Deep Learning Model Training for 3D Molecules in Atomic Force Microscopy
(2024-02-07) Turpeinen, Aleksi; Oinonen, Niko; Perustieteiden korkeakoulu; Liljeroth, Peter
Atomic Force Microscopy (AFM) is a nanoscale technique that offers the capability to capture high-resolution images of single atoms or molecules. This is done by bringing a small, metallic cantilever with a carbon monoxide (CO) molecule attached to its tip close to the examined surface in ultra-vacuum conditions close to absolute zero temperature. The cantilever is driven to oscillate with a specific frequency near the surface. The interaction forces between the atoms on the surface and the CO molecule at the cantilever's tip induce modifications to the oscillation frequency. These changes provide information about the surface's molecular and atomic structure. In this work, deep learning was used with neural networks in order to improve the resolution and clarity of simulated AFM images and gain more information about their 3D molecular structure. The accuracy of the neural network was measured with a loss function computed with the mean squared error method, which was minimized with gradient descent. Instead of real-life AFM images, a Probe Particle Model was used to simulate an AFM system using the Lennard-Jones potential and the Coulomb force. Two large datasets of simulated AFM images were given to a neural network to train it. One dataset was smaller than the other, but had a large amount of rotations for the molecules. The other dataset was larger and contained molecules with heavier elements such as bromine and chlorine.
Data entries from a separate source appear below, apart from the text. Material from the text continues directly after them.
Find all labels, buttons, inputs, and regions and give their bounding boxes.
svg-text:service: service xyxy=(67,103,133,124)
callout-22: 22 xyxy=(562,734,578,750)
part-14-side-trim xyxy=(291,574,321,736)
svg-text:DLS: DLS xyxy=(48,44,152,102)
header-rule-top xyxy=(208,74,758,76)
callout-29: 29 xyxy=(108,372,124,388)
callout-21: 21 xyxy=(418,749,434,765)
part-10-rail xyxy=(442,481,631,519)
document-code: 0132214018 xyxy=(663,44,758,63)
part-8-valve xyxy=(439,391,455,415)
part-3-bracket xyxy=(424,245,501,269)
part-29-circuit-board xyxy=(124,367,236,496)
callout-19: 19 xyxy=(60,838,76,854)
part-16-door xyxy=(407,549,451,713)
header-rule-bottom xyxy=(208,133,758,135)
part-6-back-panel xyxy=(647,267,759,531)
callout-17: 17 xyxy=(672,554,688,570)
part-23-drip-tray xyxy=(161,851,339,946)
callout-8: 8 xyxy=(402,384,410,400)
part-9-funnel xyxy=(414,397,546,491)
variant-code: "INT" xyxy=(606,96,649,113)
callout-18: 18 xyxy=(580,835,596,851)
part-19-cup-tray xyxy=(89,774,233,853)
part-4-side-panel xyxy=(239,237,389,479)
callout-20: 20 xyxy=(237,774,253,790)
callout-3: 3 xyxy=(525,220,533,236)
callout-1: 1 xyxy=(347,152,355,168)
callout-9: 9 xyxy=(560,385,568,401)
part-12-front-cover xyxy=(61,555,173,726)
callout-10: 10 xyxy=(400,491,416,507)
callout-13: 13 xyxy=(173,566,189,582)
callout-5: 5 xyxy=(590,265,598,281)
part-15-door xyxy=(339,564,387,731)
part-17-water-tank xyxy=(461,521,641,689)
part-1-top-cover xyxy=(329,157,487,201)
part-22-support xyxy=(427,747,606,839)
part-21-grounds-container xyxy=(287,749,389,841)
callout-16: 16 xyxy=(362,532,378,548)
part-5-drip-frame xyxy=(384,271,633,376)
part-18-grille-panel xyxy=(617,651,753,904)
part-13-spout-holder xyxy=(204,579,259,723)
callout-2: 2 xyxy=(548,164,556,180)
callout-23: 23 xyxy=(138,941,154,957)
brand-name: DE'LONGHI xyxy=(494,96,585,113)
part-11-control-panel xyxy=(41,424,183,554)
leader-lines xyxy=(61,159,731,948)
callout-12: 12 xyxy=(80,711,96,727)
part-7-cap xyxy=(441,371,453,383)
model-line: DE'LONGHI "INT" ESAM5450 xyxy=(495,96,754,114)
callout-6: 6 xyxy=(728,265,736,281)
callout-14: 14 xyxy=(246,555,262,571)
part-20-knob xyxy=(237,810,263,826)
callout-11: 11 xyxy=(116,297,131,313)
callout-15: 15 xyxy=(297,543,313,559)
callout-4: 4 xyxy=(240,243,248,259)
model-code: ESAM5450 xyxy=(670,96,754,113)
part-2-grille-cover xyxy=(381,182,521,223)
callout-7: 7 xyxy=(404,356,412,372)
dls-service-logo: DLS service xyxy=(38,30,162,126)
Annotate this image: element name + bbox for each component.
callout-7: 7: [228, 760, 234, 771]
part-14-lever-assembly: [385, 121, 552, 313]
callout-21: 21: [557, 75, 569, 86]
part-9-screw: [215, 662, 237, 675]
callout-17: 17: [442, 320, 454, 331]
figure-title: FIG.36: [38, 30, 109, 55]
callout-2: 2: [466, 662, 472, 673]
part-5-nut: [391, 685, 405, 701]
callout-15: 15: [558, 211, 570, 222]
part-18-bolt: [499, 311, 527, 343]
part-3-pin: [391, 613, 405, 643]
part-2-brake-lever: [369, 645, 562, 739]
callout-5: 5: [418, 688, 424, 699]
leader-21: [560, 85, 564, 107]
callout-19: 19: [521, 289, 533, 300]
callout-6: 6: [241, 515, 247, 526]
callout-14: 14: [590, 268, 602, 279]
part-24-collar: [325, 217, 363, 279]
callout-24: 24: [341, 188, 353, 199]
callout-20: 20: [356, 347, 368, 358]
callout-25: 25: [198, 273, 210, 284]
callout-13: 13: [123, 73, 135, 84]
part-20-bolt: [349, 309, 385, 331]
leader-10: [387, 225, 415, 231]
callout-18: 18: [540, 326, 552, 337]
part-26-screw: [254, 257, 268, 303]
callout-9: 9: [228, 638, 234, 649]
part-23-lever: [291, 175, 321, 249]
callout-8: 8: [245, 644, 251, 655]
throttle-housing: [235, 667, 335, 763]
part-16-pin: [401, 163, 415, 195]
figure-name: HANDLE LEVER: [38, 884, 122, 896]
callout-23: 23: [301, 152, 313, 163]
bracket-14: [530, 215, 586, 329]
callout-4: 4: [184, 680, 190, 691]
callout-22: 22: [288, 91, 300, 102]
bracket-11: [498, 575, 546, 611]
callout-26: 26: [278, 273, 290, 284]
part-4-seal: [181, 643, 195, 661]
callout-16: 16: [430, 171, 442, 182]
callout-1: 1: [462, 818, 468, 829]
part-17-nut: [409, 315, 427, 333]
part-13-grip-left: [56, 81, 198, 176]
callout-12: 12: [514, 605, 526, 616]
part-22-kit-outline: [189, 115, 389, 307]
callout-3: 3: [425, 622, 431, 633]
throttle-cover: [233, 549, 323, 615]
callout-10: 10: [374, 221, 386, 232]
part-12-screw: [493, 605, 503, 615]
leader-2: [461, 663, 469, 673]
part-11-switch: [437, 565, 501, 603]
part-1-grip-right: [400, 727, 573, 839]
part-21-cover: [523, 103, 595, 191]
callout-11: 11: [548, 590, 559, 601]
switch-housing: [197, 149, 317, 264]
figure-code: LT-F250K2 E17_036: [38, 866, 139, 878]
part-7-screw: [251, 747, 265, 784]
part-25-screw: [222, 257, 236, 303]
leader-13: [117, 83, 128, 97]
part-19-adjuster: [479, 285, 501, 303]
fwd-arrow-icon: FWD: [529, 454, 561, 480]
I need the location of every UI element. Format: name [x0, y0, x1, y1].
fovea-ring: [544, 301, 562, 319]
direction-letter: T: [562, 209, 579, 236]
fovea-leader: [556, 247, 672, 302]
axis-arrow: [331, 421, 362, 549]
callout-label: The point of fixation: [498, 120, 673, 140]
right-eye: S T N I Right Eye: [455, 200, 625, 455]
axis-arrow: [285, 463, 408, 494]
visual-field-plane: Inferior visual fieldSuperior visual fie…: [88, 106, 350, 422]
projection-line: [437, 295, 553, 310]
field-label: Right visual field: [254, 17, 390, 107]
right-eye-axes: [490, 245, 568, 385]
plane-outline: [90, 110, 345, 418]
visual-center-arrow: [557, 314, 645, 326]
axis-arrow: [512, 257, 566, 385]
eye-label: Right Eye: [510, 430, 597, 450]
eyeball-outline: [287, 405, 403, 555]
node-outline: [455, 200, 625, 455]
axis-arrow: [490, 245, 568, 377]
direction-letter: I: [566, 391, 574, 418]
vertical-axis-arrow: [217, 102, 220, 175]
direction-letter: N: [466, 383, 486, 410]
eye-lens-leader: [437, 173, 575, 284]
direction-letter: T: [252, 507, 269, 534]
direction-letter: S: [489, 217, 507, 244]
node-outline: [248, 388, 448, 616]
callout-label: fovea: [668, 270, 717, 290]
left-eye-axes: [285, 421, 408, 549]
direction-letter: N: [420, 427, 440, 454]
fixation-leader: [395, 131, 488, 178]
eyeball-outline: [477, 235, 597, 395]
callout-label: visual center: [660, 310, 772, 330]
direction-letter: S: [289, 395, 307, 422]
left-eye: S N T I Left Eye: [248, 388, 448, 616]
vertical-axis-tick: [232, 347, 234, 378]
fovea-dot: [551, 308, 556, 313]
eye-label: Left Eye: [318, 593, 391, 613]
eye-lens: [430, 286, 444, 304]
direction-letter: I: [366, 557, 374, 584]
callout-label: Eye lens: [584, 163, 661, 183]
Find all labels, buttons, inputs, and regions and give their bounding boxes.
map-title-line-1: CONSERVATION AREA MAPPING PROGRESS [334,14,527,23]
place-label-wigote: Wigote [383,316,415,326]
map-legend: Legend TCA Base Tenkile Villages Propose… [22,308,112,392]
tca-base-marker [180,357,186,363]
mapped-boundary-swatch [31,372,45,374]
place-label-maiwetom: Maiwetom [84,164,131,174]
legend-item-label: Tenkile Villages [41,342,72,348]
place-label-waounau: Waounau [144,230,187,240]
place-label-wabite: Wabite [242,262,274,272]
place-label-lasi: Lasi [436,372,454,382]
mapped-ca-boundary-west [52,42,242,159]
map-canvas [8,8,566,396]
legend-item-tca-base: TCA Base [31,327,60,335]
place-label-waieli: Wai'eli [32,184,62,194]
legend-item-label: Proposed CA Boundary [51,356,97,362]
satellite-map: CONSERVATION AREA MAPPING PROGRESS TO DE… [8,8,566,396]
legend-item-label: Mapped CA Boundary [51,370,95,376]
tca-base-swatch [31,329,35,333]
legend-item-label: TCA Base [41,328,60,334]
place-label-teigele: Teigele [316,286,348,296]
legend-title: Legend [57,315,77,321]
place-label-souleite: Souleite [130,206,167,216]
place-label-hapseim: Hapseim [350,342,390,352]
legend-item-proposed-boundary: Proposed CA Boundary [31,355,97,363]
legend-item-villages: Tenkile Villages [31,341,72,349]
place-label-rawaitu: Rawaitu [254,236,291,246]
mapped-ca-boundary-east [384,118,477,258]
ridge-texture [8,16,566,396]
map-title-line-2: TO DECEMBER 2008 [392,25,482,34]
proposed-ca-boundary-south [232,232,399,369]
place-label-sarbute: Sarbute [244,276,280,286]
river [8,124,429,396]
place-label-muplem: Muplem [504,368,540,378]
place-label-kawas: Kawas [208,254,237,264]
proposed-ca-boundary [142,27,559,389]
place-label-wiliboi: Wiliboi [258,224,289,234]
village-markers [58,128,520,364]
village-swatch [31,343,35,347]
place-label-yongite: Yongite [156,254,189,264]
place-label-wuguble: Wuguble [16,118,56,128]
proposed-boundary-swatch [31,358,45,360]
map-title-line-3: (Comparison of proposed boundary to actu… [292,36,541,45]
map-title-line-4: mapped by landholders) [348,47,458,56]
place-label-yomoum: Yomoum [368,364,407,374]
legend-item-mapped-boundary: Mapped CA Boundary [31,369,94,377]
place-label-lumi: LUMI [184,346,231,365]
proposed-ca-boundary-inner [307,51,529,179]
After this phase, separate simulated AFM images were fed to the trained neural network to test the model. The neural network training required significant computational resources, but using graphics processing units (GPU) on the Aalto University Triton server greatly sped up the training process. The neural network demonstrated a significant improvement in the simulated AFM images. This enhancement made individual atoms within the molecules distinctly visible, and the geometric configuration of the observed molecules easily ascertainable. By combining the precision of AFM with the computational power of neural networks, this work advances our understanding of molecular and atomic landscapes at the nanoscale.